LinkedIn Corp.’s head office in Mountain View, Calif.

Paul Sakuma

North Carolina’s Attorney General Roy Cooper said Friday he would challenge an electricity rate increase taking effect today that will cost the average home an extra $88 a year.

The N.C. Utilities Commission decided Thursday to approve a 7.5 percent average increase in power costs over two years for about 1.3 million customers of the former Progress Energy. The electricity provider for much of eastern North Carolina and the city of Asheville is now a subsidiary of Duke Energy Corp., the country’s largest electricity company.

The rate increase will cost consumers an extra $326 million over the next two years. The greatest increase for the hike taking effect today will fall on residential customers, who will see a 6.5 percent average increase this year while some large customers see rates increase by 2.7 percent. Costs would rise again in June 2014 for all customer categories.

The utilities commission said though it recognized the rate increase it approved Thursday would hit some customers, setting rates too low would hamper the delivery of “safe, adequate and reliable electric service.”

Americans cut back on spending in April after their income failed to grow, a sign that economic growth may be slowing. Consumer spending dropped a seasonally adjusted 0.2 percent in April, the Commerce Department said Friday. That was the first decline since last May.

The Dell board is standing behind a buyout offer from the company’s CEO and founder, and it has asked shareholders of the slumping PC maker to approve the deal in a July 18 vote.

The company’s announcement Friday is the latest volley in a battle with prominent shareholders over the company’s future and Michael Dell’s role in it.

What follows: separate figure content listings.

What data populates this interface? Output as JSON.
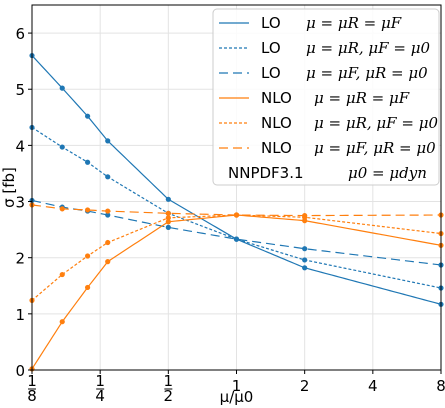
{
  "chart_data": {
    "type": "line",
    "xscale": "log2",
    "xlim": [
      0.125,
      8
    ],
    "ylim": [
      0,
      6.5
    ],
    "grid": true,
    "xlabel": "μ/μ0",
    "ylabel": "σ [fb]",
    "x_ticks": [
      0.125,
      0.25,
      0.5,
      1,
      2,
      4,
      8
    ],
    "x_tick_labels": [
      "1/8",
      "1/4",
      "1/2",
      "1",
      "2",
      "4",
      "8"
    ],
    "y_ticks": [
      0,
      1,
      2,
      3,
      4,
      5,
      6
    ],
    "y_tick_labels": [
      "0",
      "1",
      "2",
      "3",
      "4",
      "5",
      "6"
    ],
    "legend_position": "top-right",
    "legend_note": {
      "label": "NNPDF3.1",
      "math": "μ0 = μdyn"
    },
    "colors": {
      "LO": "#1f77b4",
      "NLO": "#ff7f0e"
    },
    "marker_x": [
      0.125,
      0.17,
      0.22,
      0.27,
      0.5,
      1,
      2,
      8
    ],
    "series": [
      {
        "name": "LO",
        "legend_math": "μ = μR = μF",
        "color": "#1f77b4",
        "linestyle": "solid",
        "values": [
          5.6,
          5.02,
          4.52,
          4.08,
          3.04,
          2.33,
          1.82,
          1.17
        ]
      },
      {
        "name": "LO",
        "legend_math": "μ = μR, μF = μ0",
        "color": "#1f77b4",
        "linestyle": "dotted",
        "values": [
          4.32,
          3.97,
          3.7,
          3.44,
          2.79,
          2.33,
          1.96,
          1.46
        ]
      },
      {
        "name": "LO",
        "legend_math": "μ = μF, μR = μ0",
        "color": "#1f77b4",
        "linestyle": "dashed",
        "values": [
          3.02,
          2.9,
          2.83,
          2.76,
          2.54,
          2.33,
          2.16,
          1.87
        ]
      },
      {
        "name": "NLO",
        "legend_math": "μ = μR = μF",
        "color": "#ff7f0e",
        "linestyle": "solid",
        "values": [
          0.02,
          0.86,
          1.47,
          1.93,
          2.64,
          2.76,
          2.66,
          2.22
        ]
      },
      {
        "name": "NLO",
        "legend_math": "μ = μR, μF = μ0",
        "color": "#ff7f0e",
        "linestyle": "dotted",
        "values": [
          1.24,
          1.7,
          2.03,
          2.27,
          2.71,
          2.76,
          2.72,
          2.43
        ]
      },
      {
        "name": "NLO",
        "legend_math": "μ = μF, μR = μ0",
        "color": "#ff7f0e",
        "linestyle": "dashed",
        "values": [
          2.94,
          2.87,
          2.85,
          2.83,
          2.79,
          2.76,
          2.75,
          2.76
        ]
      }
    ]
  }
}
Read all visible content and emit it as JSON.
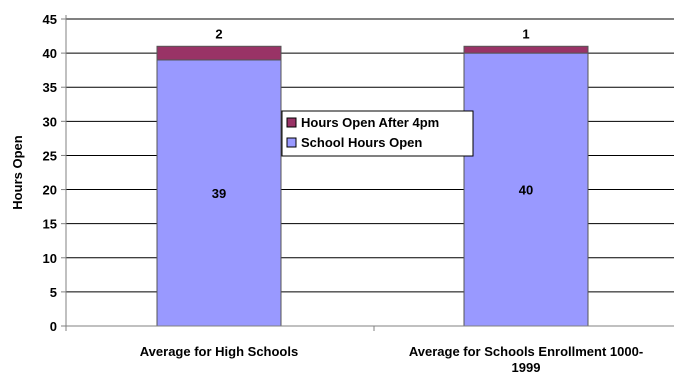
{
  "chart_data": {
    "type": "bar",
    "stacked": true,
    "categories": [
      "Average for High Schools",
      "Average for Schools Enrollment 1000-1999"
    ],
    "category_label_lines": [
      [
        "Average for High Schools"
      ],
      [
        "Average for Schools Enrollment 1000-",
        "1999"
      ]
    ],
    "series": [
      {
        "name": "School Hours Open",
        "values": [
          39,
          40
        ],
        "color": "#9999ff"
      },
      {
        "name": "Hours Open After 4pm",
        "values": [
          2,
          1
        ],
        "color": "#993366"
      }
    ],
    "title": "",
    "xlabel": "",
    "ylabel": "Hours Open",
    "ylim": [
      0,
      45
    ],
    "yticks": [
      0,
      5,
      10,
      15,
      20,
      25,
      30,
      35,
      40,
      45
    ],
    "grid": true,
    "legend_position": "center",
    "legend_order": [
      "Hours Open After 4pm",
      "School Hours Open"
    ],
    "colors": {
      "gridline": "#000000",
      "axis": "#808080",
      "bar_border": "#555555"
    }
  }
}
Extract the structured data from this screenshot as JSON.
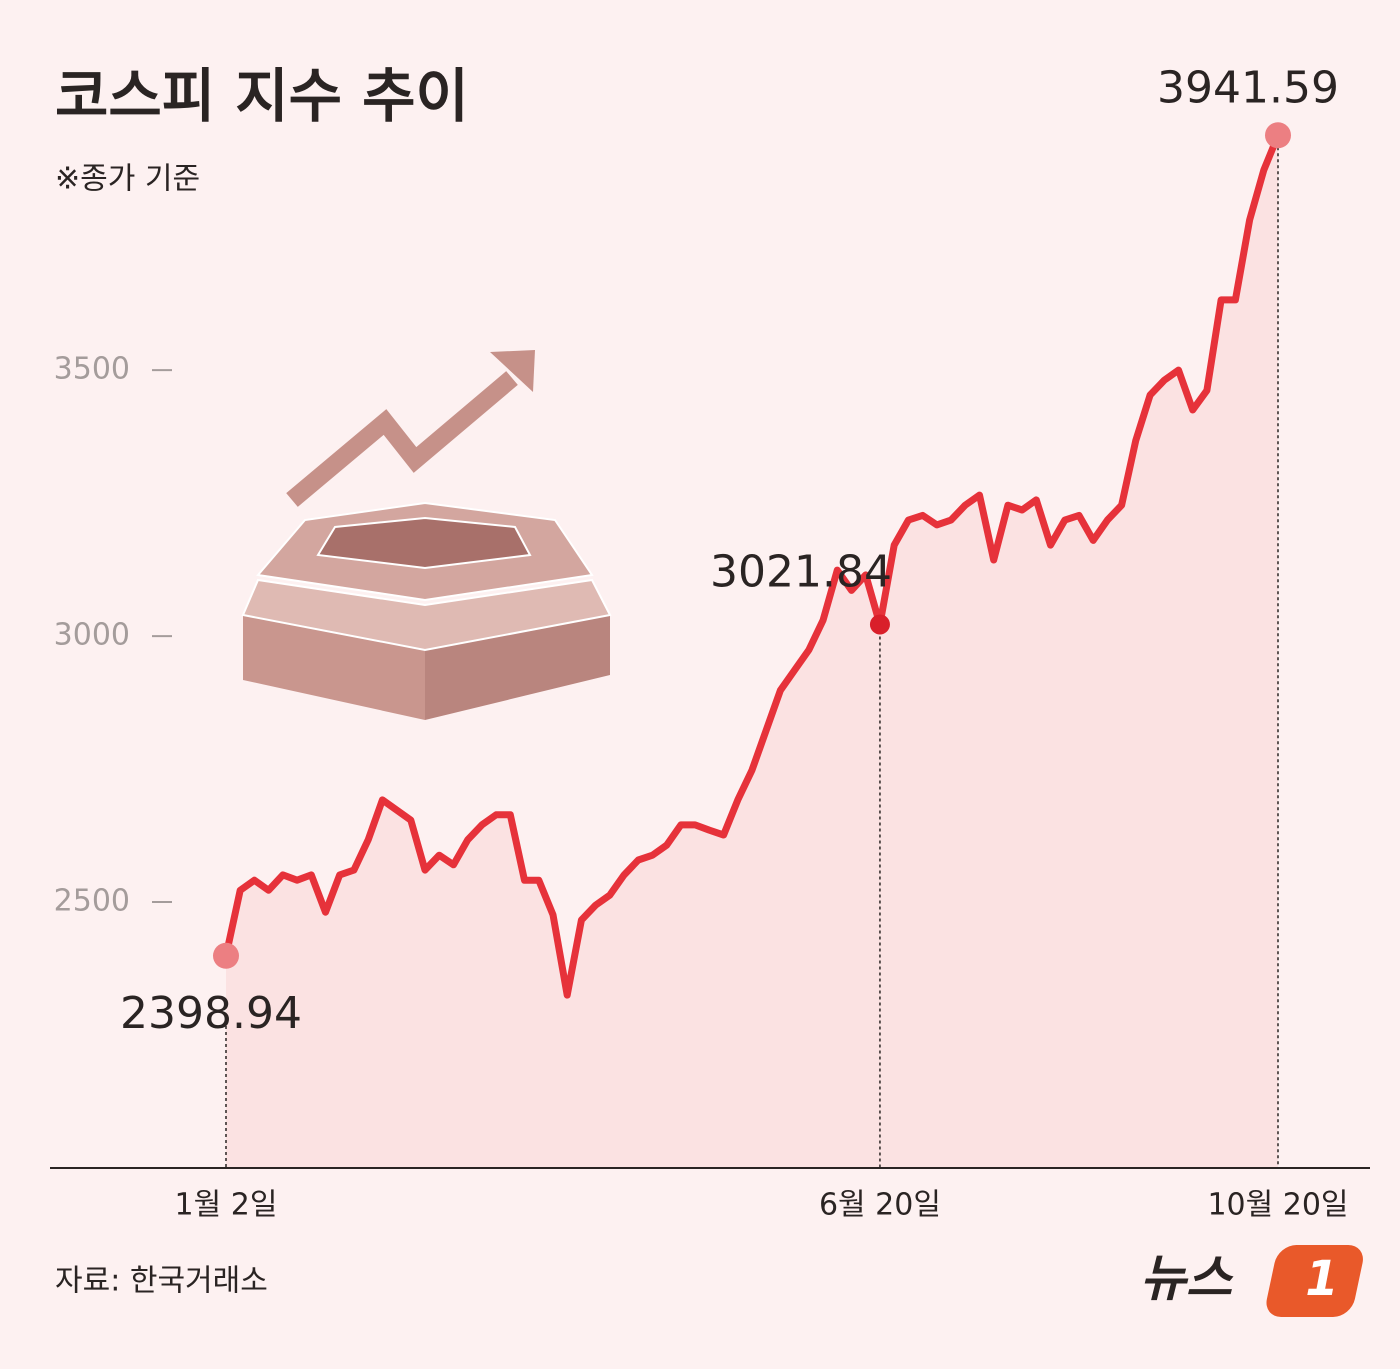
{
  "chart_data": {
    "type": "line",
    "title": "코스피 지수 추이",
    "subtitle": "※종가 기준",
    "source": "자료: 한국거래소",
    "categories": [
      "1월 2일",
      null,
      null,
      null,
      null,
      null,
      null,
      null,
      null,
      null,
      null,
      null,
      null,
      null,
      null,
      null,
      null,
      null,
      null,
      null,
      null,
      null,
      null,
      null,
      null,
      null,
      null,
      null,
      null,
      null,
      null,
      null,
      null,
      null,
      null,
      null,
      null,
      null,
      null,
      null,
      null,
      null,
      null,
      null,
      null,
      null,
      "6월 20일",
      null,
      null,
      null,
      null,
      null,
      null,
      null,
      null,
      null,
      null,
      null,
      null,
      null,
      null,
      null,
      null,
      null,
      null,
      null,
      null,
      null,
      null,
      null,
      null,
      null,
      null,
      null,
      "10월 20일"
    ],
    "values": [
      2398.94,
      2522,
      2541,
      2522,
      2551,
      2541,
      2551,
      2481,
      2551,
      2560,
      2617,
      2692,
      2673,
      2654,
      2560,
      2588,
      2570,
      2617,
      2645,
      2664,
      2664,
      2541,
      2541,
      2476,
      2325,
      2466,
      2494,
      2513,
      2551,
      2579,
      2588,
      2607,
      2645,
      2645,
      2635,
      2626,
      2692,
      2748,
      2823,
      2898,
      2936,
      2974,
      3030,
      3124,
      3086,
      3115,
      3021.84,
      3171,
      3218,
      3227,
      3209,
      3218,
      3246,
      3265,
      3143,
      3246,
      3237,
      3256,
      3171,
      3218,
      3227,
      3180,
      3218,
      3246,
      3368,
      3453,
      3481,
      3500,
      3425,
      3462,
      3632,
      3632,
      3782,
      3876,
      3941.59
    ],
    "value_labels": [
      "2398.94",
      null,
      null,
      null,
      null,
      null,
      null,
      null,
      null,
      null,
      null,
      null,
      null,
      null,
      null,
      null,
      null,
      null,
      null,
      null,
      null,
      null,
      null,
      null,
      null,
      null,
      null,
      null,
      null,
      null,
      null,
      null,
      null,
      null,
      null,
      null,
      null,
      null,
      null,
      null,
      null,
      null,
      null,
      null,
      null,
      null,
      "3021.84",
      null,
      null,
      null,
      null,
      null,
      null,
      null,
      null,
      null,
      null,
      null,
      null,
      null,
      null,
      null,
      null,
      null,
      null,
      null,
      null,
      null,
      null,
      null,
      null,
      null,
      null,
      null,
      "3941.59"
    ],
    "color": "#e6323a",
    "area_color": "#fbe2e2",
    "ylim": [
      2000,
      4100
    ],
    "yticks": [
      2500,
      3000,
      3500
    ]
  },
  "logo": {
    "text": "뉴스",
    "mark": "1"
  }
}
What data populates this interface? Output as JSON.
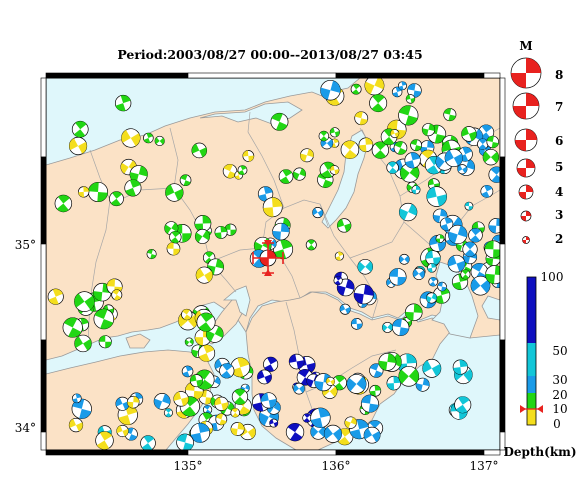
{
  "title": "Period:2003/08/27 00:00--2013/08/27 03:45",
  "map": {
    "lat_ticks": [
      "35°",
      "34°"
    ],
    "lon_ticks": [
      "135°",
      "136°",
      "137°"
    ],
    "colors": {
      "sea": "#dff7fb",
      "land": "#fbe2c6",
      "border": "#9a9a9a"
    }
  },
  "mechanism_colors": {
    "shallow": "#f4de1d",
    "mid": "#22d614",
    "deep1": "#1a9be8",
    "deep2": "#12c6d8",
    "deepest": "#0e0fbf"
  },
  "magnitude_legend": {
    "title": "M",
    "items": [
      "8",
      "7",
      "6",
      "5",
      "4",
      "3",
      "2"
    ]
  },
  "depth_legend": {
    "unit": "Depth(km)",
    "ticks": [
      "100",
      "50",
      "30",
      "20",
      "10",
      "0"
    ],
    "colors": [
      "#0e0fbf",
      "#12c6d8",
      "#1a9be8",
      "#22d614",
      "#f4de1d"
    ]
  },
  "epicenter": {
    "lon": 135.55,
    "lat": 34.93,
    "depth_km": 10
  }
}
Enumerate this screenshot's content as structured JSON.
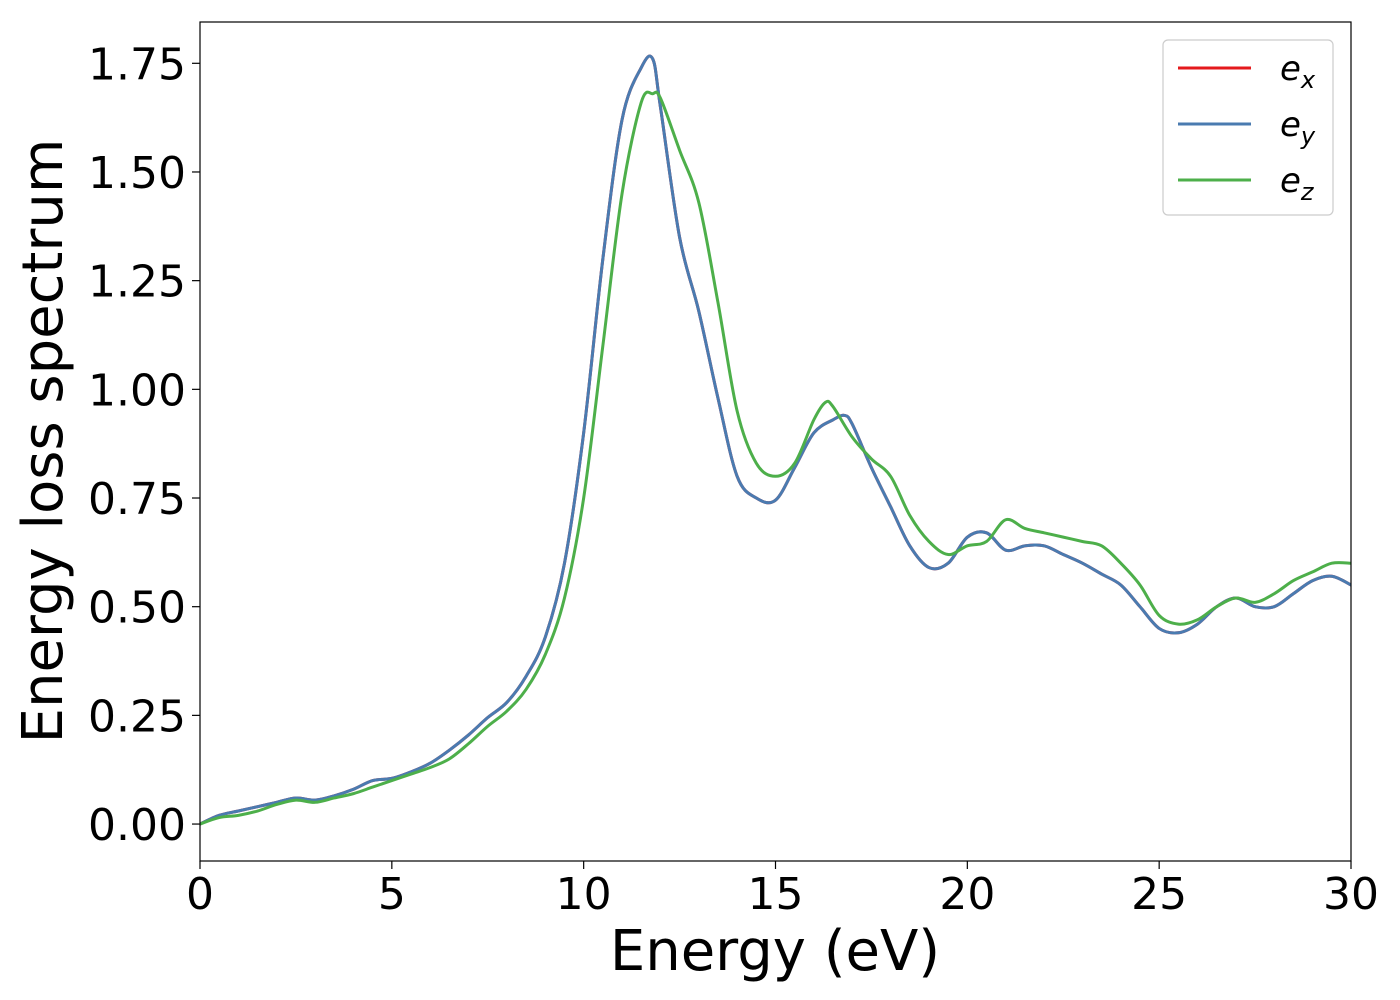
{
  "chart_data": {
    "type": "line",
    "xlabel": "Energy (eV)",
    "ylabel": "Energy loss spectrum",
    "xlim": [
      0,
      30
    ],
    "ylim": [
      -0.085,
      1.845
    ],
    "xticks": [
      0,
      5,
      10,
      15,
      20,
      25,
      30
    ],
    "xtick_labels": [
      "0",
      "5",
      "10",
      "15",
      "20",
      "25",
      "30"
    ],
    "yticks": [
      0.0,
      0.25,
      0.5,
      0.75,
      1.0,
      1.25,
      1.5,
      1.75
    ],
    "ytick_labels": [
      "0.00",
      "0.25",
      "0.50",
      "0.75",
      "1.00",
      "1.25",
      "1.50",
      "1.75"
    ],
    "grid": false,
    "legend_position": "top-right",
    "series": [
      {
        "name": "e_x",
        "label_base": "e",
        "label_sub": "x",
        "color": "#e41a1c",
        "x": [
          0,
          0.5,
          1,
          1.5,
          2,
          2.5,
          3,
          3.5,
          4,
          4.5,
          5,
          5.5,
          6,
          6.5,
          7,
          7.5,
          8,
          8.5,
          9,
          9.5,
          10,
          10.5,
          11,
          11.5,
          11.8,
          12,
          12.5,
          13,
          13.5,
          14,
          14.5,
          15,
          15.5,
          16,
          16.5,
          16.8,
          17,
          17.5,
          18,
          18.5,
          19,
          19.5,
          20,
          20.5,
          21,
          21.5,
          22,
          22.5,
          23,
          23.5,
          24,
          24.5,
          25,
          25.5,
          26,
          26.5,
          27,
          27.5,
          28,
          28.5,
          29,
          29.5,
          30
        ],
        "values": [
          0.0,
          0.02,
          0.03,
          0.04,
          0.05,
          0.06,
          0.055,
          0.065,
          0.08,
          0.1,
          0.105,
          0.12,
          0.14,
          0.17,
          0.205,
          0.245,
          0.28,
          0.34,
          0.43,
          0.6,
          0.9,
          1.3,
          1.62,
          1.74,
          1.76,
          1.65,
          1.35,
          1.18,
          0.98,
          0.8,
          0.75,
          0.745,
          0.82,
          0.9,
          0.93,
          0.94,
          0.92,
          0.82,
          0.73,
          0.64,
          0.59,
          0.6,
          0.66,
          0.67,
          0.63,
          0.64,
          0.64,
          0.62,
          0.6,
          0.575,
          0.55,
          0.5,
          0.45,
          0.44,
          0.46,
          0.5,
          0.52,
          0.5,
          0.5,
          0.53,
          0.56,
          0.57,
          0.55
        ]
      },
      {
        "name": "e_y",
        "label_base": "e",
        "label_sub": "y",
        "color": "#4a7bb0",
        "x": [
          0,
          0.5,
          1,
          1.5,
          2,
          2.5,
          3,
          3.5,
          4,
          4.5,
          5,
          5.5,
          6,
          6.5,
          7,
          7.5,
          8,
          8.5,
          9,
          9.5,
          10,
          10.5,
          11,
          11.5,
          11.8,
          12,
          12.5,
          13,
          13.5,
          14,
          14.5,
          15,
          15.5,
          16,
          16.5,
          16.8,
          17,
          17.5,
          18,
          18.5,
          19,
          19.5,
          20,
          20.5,
          21,
          21.5,
          22,
          22.5,
          23,
          23.5,
          24,
          24.5,
          25,
          25.5,
          26,
          26.5,
          27,
          27.5,
          28,
          28.5,
          29,
          29.5,
          30
        ],
        "values": [
          0.0,
          0.02,
          0.03,
          0.04,
          0.05,
          0.06,
          0.055,
          0.065,
          0.08,
          0.1,
          0.105,
          0.12,
          0.14,
          0.17,
          0.205,
          0.245,
          0.28,
          0.34,
          0.43,
          0.6,
          0.9,
          1.3,
          1.62,
          1.74,
          1.76,
          1.65,
          1.35,
          1.18,
          0.98,
          0.8,
          0.75,
          0.745,
          0.82,
          0.9,
          0.93,
          0.94,
          0.92,
          0.82,
          0.73,
          0.64,
          0.59,
          0.6,
          0.66,
          0.67,
          0.63,
          0.64,
          0.64,
          0.62,
          0.6,
          0.575,
          0.55,
          0.5,
          0.45,
          0.44,
          0.46,
          0.5,
          0.52,
          0.5,
          0.5,
          0.53,
          0.56,
          0.57,
          0.55
        ]
      },
      {
        "name": "e_z",
        "label_base": "e",
        "label_sub": "z",
        "color": "#4daf4a",
        "x": [
          0,
          0.5,
          1,
          1.5,
          2,
          2.5,
          3,
          3.5,
          4,
          4.5,
          5,
          5.5,
          6,
          6.5,
          7,
          7.5,
          8,
          8.5,
          9,
          9.5,
          10,
          10.5,
          11,
          11.5,
          11.8,
          12,
          12.5,
          13,
          13.5,
          14,
          14.5,
          15,
          15.5,
          16,
          16.3,
          16.5,
          17,
          17.5,
          18,
          18.5,
          19,
          19.5,
          20,
          20.5,
          21,
          21.5,
          22,
          22.5,
          23,
          23.5,
          24,
          24.5,
          25,
          25.5,
          26,
          26.5,
          27,
          27.5,
          28,
          28.5,
          29,
          29.5,
          30
        ],
        "values": [
          0.0,
          0.015,
          0.02,
          0.03,
          0.045,
          0.055,
          0.05,
          0.06,
          0.07,
          0.085,
          0.1,
          0.115,
          0.13,
          0.15,
          0.185,
          0.225,
          0.26,
          0.31,
          0.39,
          0.52,
          0.75,
          1.1,
          1.45,
          1.66,
          1.68,
          1.67,
          1.55,
          1.43,
          1.2,
          0.95,
          0.83,
          0.8,
          0.83,
          0.93,
          0.97,
          0.96,
          0.89,
          0.84,
          0.8,
          0.71,
          0.65,
          0.62,
          0.64,
          0.65,
          0.7,
          0.68,
          0.67,
          0.66,
          0.65,
          0.64,
          0.6,
          0.55,
          0.48,
          0.46,
          0.47,
          0.5,
          0.52,
          0.51,
          0.53,
          0.56,
          0.58,
          0.6,
          0.6
        ]
      }
    ]
  }
}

Dell directors unanimously recommended an offer from Michael Dell and Silver Lake Partners to take the company private for $24.4 billion.

Dell’s largest shareholder in a letter Friday urged investors to reject that offer. It said that it will provide more details about its own offer soon.

LinkedIn is joining the Internet services tying account security to mobile phones.

In a change announced Friday, the roughly 225 million users of Linked- In’s online professional networking service can now choose to require a code to be sent to their phones whenever an attempt is made to log in to an account from a device for the first time.

The code sent to the phone is needed to complete the login process. The extra step is designed to lessen the chances of computer hackers breaking into user accounts. LinkedIn had about 6 million user passwords stolen and posted on the Internet last year.

The unemployment rate across the 17 European countries that use the euro hit a record 12.2 percent in April, and the number of unemployed is on track to reach 20 million by year’s end.

The worsening jobs crisis points to the recession that has gripped the euro alliance. Many countries are struggling to stimulate growth while grappling with a debt crisis that’s led governments to slash spending and raise taxes.

In 2008, before the worst of the financial crisis, the rate was far less — around 7.5 percent.